For the first question, yes: because $\forall x, f(x) \leq f(x_0)$ and $g(x) \leq g(x_0)$. So $(f+g)(x) \leq (f+g)(x_0)$.

For the second question: no. Let $f(x)=g(x)=1-x^2$. $f$ and $g$ have maximum in $0$. But $(fg)(2)=3 \times 3=9 > (fg)(0)=1$

Answer 2

This is true for $f+g$. Because for every $x$ in the neighborhood of $x_0$ you have \begin{aligned} f(x)&\leq f(x_0)\\g(x)&\leq g(x_0) \end{aligned} So, by adding the above inequalities you'll get $$f(x)+g(x)\leq f(x_0)+g(x_0)$$ or $$(f+g)(x)\leq (f+g)(x_0)$$ which means the maximum of $f+g$ occurs at $x_0$, too.

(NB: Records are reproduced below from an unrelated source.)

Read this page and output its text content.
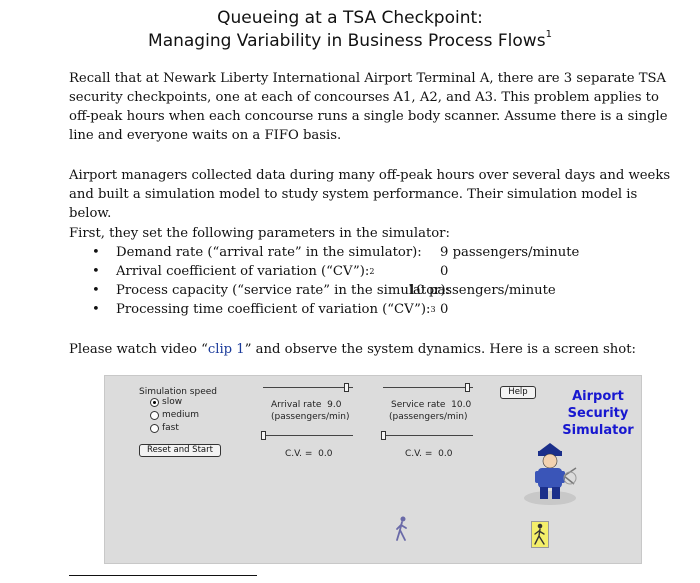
Queueing at a TSA Checkpoint:
Managing Variability in Business Process Flows$^1$
Recall that at Newark Liberty International Airport Terminal A, there are 3 separate TSA security checkpoints, one at each of concourses A1, A2, and A3. This problem applies to off-peak hours when each concourse runs a single body scanner. Assume there is a single line and everyone waits on a FIFO basis.
Airport managers collected data during many off-peak hours over several days and weeks and built a simulation model to study system performance. Their simulation model is below.
First, they set the following parameters in the simulator:
• Demand rate (“arrival rate” in the simulator): 9 passengers/minute
• Arrival coefficient of variation (“CV”):$^2$	0
• Process capacity (“service rate” in the simulator):
10 passengers/minute
• Processing time coefficient of variation (“CV”):$^3$ 0
Please watch video “clip 1” and observe the system dynamics. Here is a screen shot:
Simulation speed
slow
medium
fast
Reset and Start
Arrival rate 9.0
(passengers/min)
C.V. = 0.0
Service rate 10.0
(passengers/min)
C.V. = 0.0
Help	Airport
Security
Simulator
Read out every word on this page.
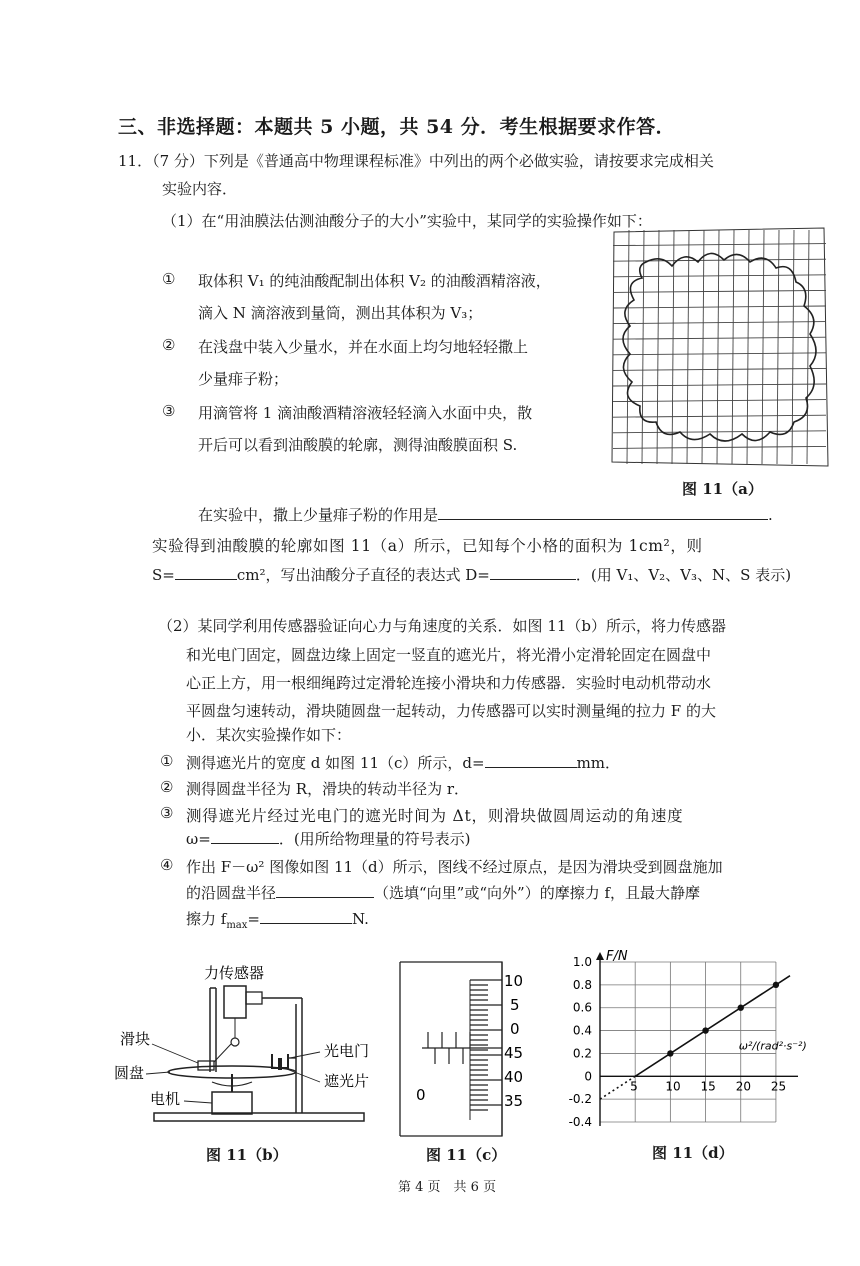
三、非选择题：本题共 5 小题，共 54 分．考生根据要求作答．
11．（7 分）下列是《普通高中物理课程标准》中列出的两个必做实验，请按要求完成相关
实验内容．
（1）在“用油膜法估测油酸分子的大小”实验中，某同学的实验操作如下：
① 取体积 V₁ 的纯油酸配制出体积 V₂ 的油酸酒精溶液，
滴入 N 滴溶液到量筒，测出其体积为 V₃；
② 在浅盘中装入少量水，并在水面上均匀地轻轻撒上
少量痱子粉；
③ 用滴管将 1 滴油酸酒精溶液轻轻滴入水面中央，散
开后可以看到油酸膜的轮廓，测得油酸膜面积 S.
图 11（a）
在实验中，撒上少量痱子粉的作用是	.
实验得到油酸膜的轮廓如图 11（a）所示，已知每个小格的面积为 1cm²，则
S=	cm²，写出油酸分子直径的表达式 D=	．(用 V₁、V₂、V₃、N、S 表示)
（2）某同学利用传感器验证向心力与角速度的关系．如图 11（b）所示，将力传感器
和光电门固定，圆盘边缘上固定一竖直的遮光片，将光滑小定滑轮固定在圆盘中
心正上方，用一根细绳跨过定滑轮连接小滑块和力传感器．实验时电动机带动水
平圆盘匀速转动，滑块随圆盘一起转动，力传感器可以实时测量绳的拉力 F 的大
小．某次实验操作如下：
① 测得遮光片的宽度 d 如图 11（c）所示，d=	mm．
② 测得圆盘半径为 R，滑块的转动半径为 r．
③ 测得遮光片经过光电门的遮光时间为 Δt，则滑块做圆周运动的角速度
ω=	．(用所给物理量的符号表示)
④ 作出 F－ω² 图像如图 11（d）所示，图线不经过原点，是因为滑块受到圆盘施加
的沿圆盘半径	（选填“向里”或“向外”）的摩擦力 f，且最大静摩
擦力 $f_{max}=$	N.
力传感器
滑块
圆盘
电机
光电门
遮光片
图 11（b）
10
5
0
45
40
35
0
图 11（c）
5 10 15 20 25
1.0
0.8
0.6
0.4
0.2
0
-0.2
-0.4
F/N
ω²/(rad²·s⁻²)
图 11（d）
第 4 页　共 6 页
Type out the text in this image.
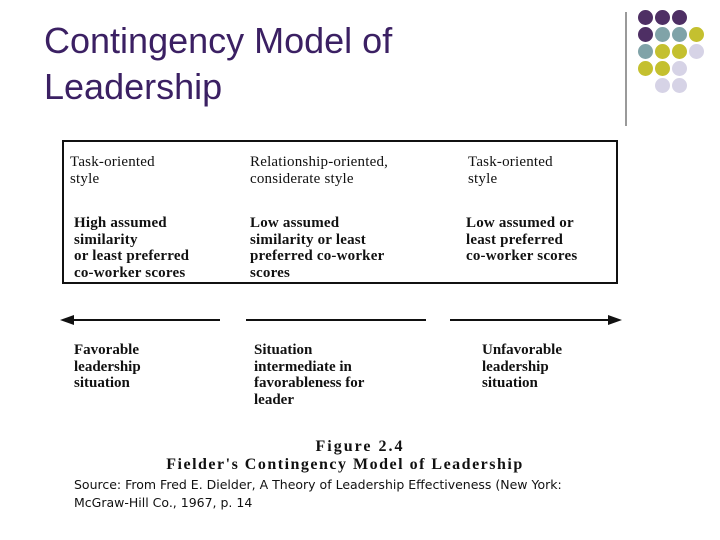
Contingency Model of
Leadership
Task-oriented
style
Relationship-oriented,
considerate style
Task-oriented
style
High assumed
similarity
or least preferred
co-worker scores
Low assumed
similarity or least
preferred co-worker
scores
Low assumed or
least preferred
co-worker scores
Favorable
leadership
situation
Situation
intermediate in
favorableness for
leader
Unfavorable
leadership
situation
Figure 2.4
Fielder's Contingency Model of Leadership
Source: From Fred E. Dielder, A Theory of Leadership Effectiveness (New York:
McGraw-Hill Co., 1967, p. 14
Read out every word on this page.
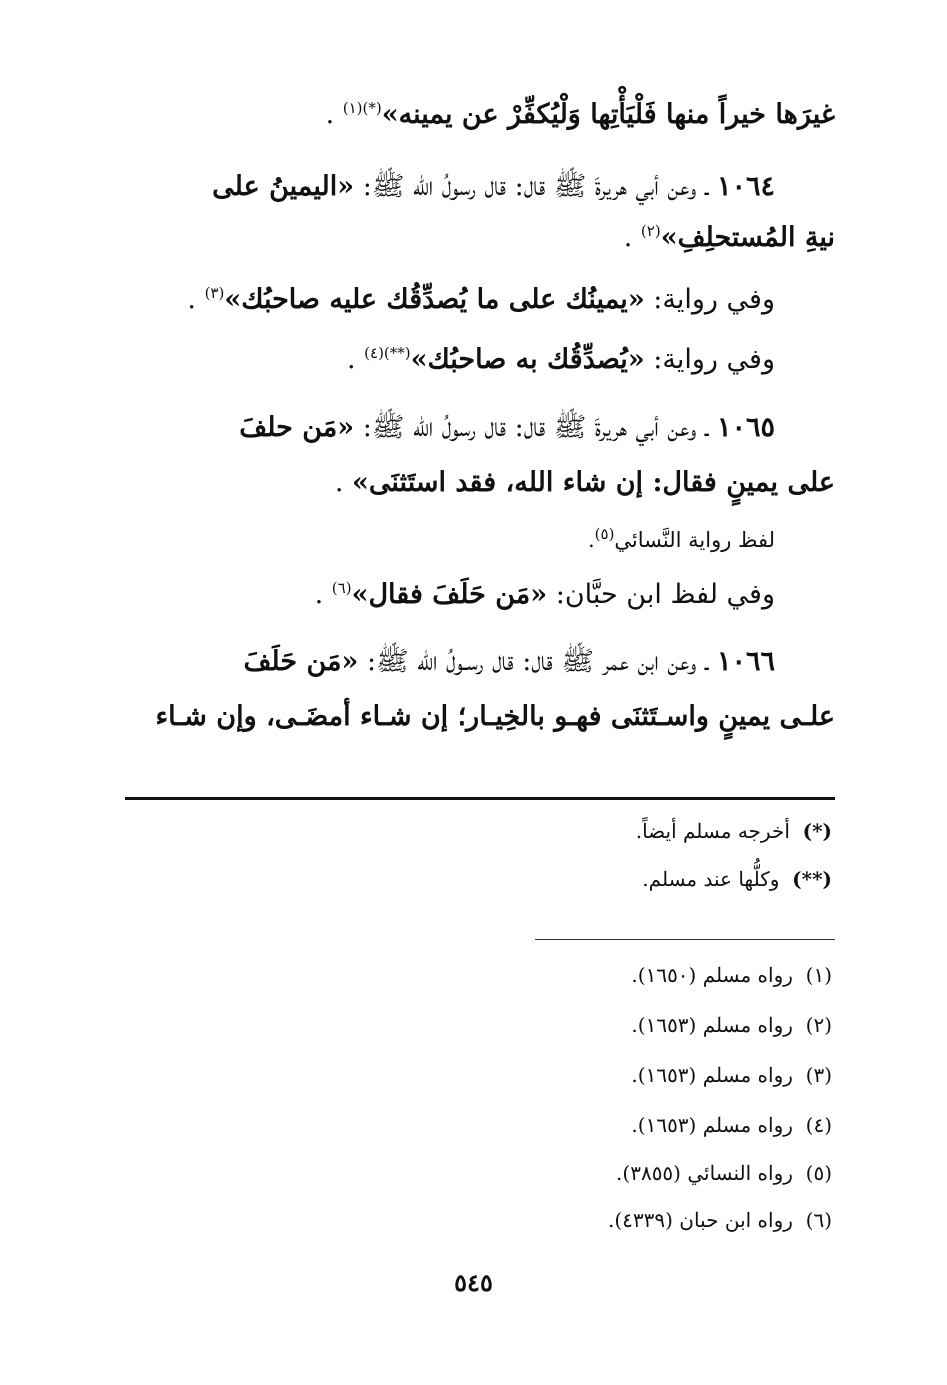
غيرَها خيراً منها فَلْيَأْتِها وَلْيُكفِّرْ عن يمينه»$^{(*)(١)}$ .
١٠٦٤ ـ وعن أبي هريرةَ ﷺ قال: قال رسولُ الله ﷺ: «اليمينُ على
نيةِ المُستحلِفِ»$^{(٢)}$ .
وفي رواية: «يمينُك على ما يُصدِّقُك عليه صاحبُك»$^{(٣)}$ .
وفي رواية: «يُصدِّقُك به صاحبُك»$^{(**)(٤)}$ .
١٠٦٥ ـ وعن أبي هريرةَ ﷺ قال: قال رسولُ الله ﷺ: «مَن حلفَ
على يمينٍ فقال: إن شاء الله، فقد استَثنَى» .
لفظ رواية النَّسائي$^{(٥)}$.
وفي لفظ ابن حبَّان: «مَن حَلَفَ فقال»$^{(٦)}$ .
١٠٦٦ ـ وعن ابن عمر ﷺ قال: قال رسـولُ الله ﷺ: «مَن حَلَفَ
علـى يمينٍ واسـتَثنَى فهـو بالخِيـار؛ إن شـاء أمضَـى، وإن شـاء
(*)  أخرجه مسلم أيضاً.
(**)  وكلُّها عند مسلم.
(١)  رواه مسلم (١٦٥٠).
(٢)  رواه مسلم (١٦٥٣).
(٣)  رواه مسلم (١٦٥٣).
(٤)  رواه مسلم (١٦٥٣).
(٥)  رواه النسائي (٣٨٥٥).
(٦)  رواه ابن حبان (٤٣٣٩).
٥٤٥
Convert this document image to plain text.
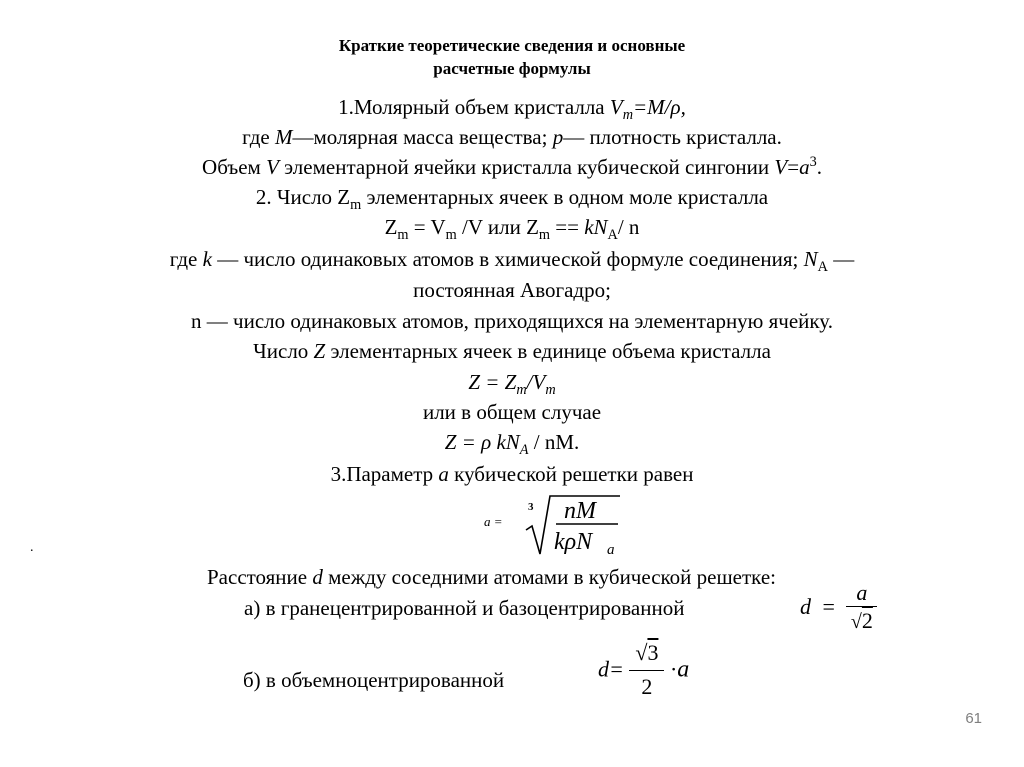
Краткие теоретические сведения и основные
расчетные формулы
1.Молярный объем кристалла $V_m=M/\rho$,
где M—молярная масса вещества; p— плотность кристалла.
Объем V элементарной ячейки кристалла кубической сингонии $V=a^3$.
2. Число $Z_m$ элементарных ячеек в одном моле кристалла
$Z_m = V_m$ /V или $Z_m == kN_A/$ n
где k — число одинаковых атомов в химической формуле соединения; $N_A$ —
постоянная Авогадро;
n — число одинаковых атомов, приходящихся на элементарную ячейку.
Число Z элементарных ячеек в единице объема кристалла
$Z = Z_m/V_m$
или в общем случае
Z = ρ $kN_A$ / nM.
3.Параметр a кубической решетки равен
a =
3 nM
kρN a
.
Расстояние d между соседними атомами в кубической решетке:
а) в гранецентрированной и базоцентрированной	$d = \frac{a}{√2}$
б) в объемноцентрированной	$d= \frac{√3}{2} \cdot a$
61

But the proposition is not true for $f\cdot g$. For example you can consider both of $f$ and $g$ to be negative functions, like $$f(x)=g(x)=-(1+x^2)$$ for which the maximum occurs at $x_0=0$ . You can see $$(f\cdot g)(x)=\left(1+x^2\right)^2$$ which its minimum occurs at $x_0=0$ and also has no maximum.

Answer 3

Not necesserly, if $f(x_0)<0$ and $g(x_0)<0$ then it is a minimum of $fg$

Answer 4

Assuming that $f$ and $g$ are twice differentiable, we can classify critical points by the second derivative test. For the first part, we have $(f + g)' = f' + g'$ and so $x_{0}$ is a critical point of $f + g$. Moreover, if $x_{0}$ if a maximum of $f$ and $g$, what can you say about the sign of $f''$ and $g''$ and how could this help determine the sign of $(f + g)''$?

Now $(fg)' = fg' + f'g$, so again $x_{0}$ is a critical point of $fg$. But $(fg)'' = (fg' + f'g)' = fg'' + 2f'g' + f''g$, and it becomes hard to say whether or not $x_{0}$ is a maximum. As marco has pointed out in another answer, there are counter examples.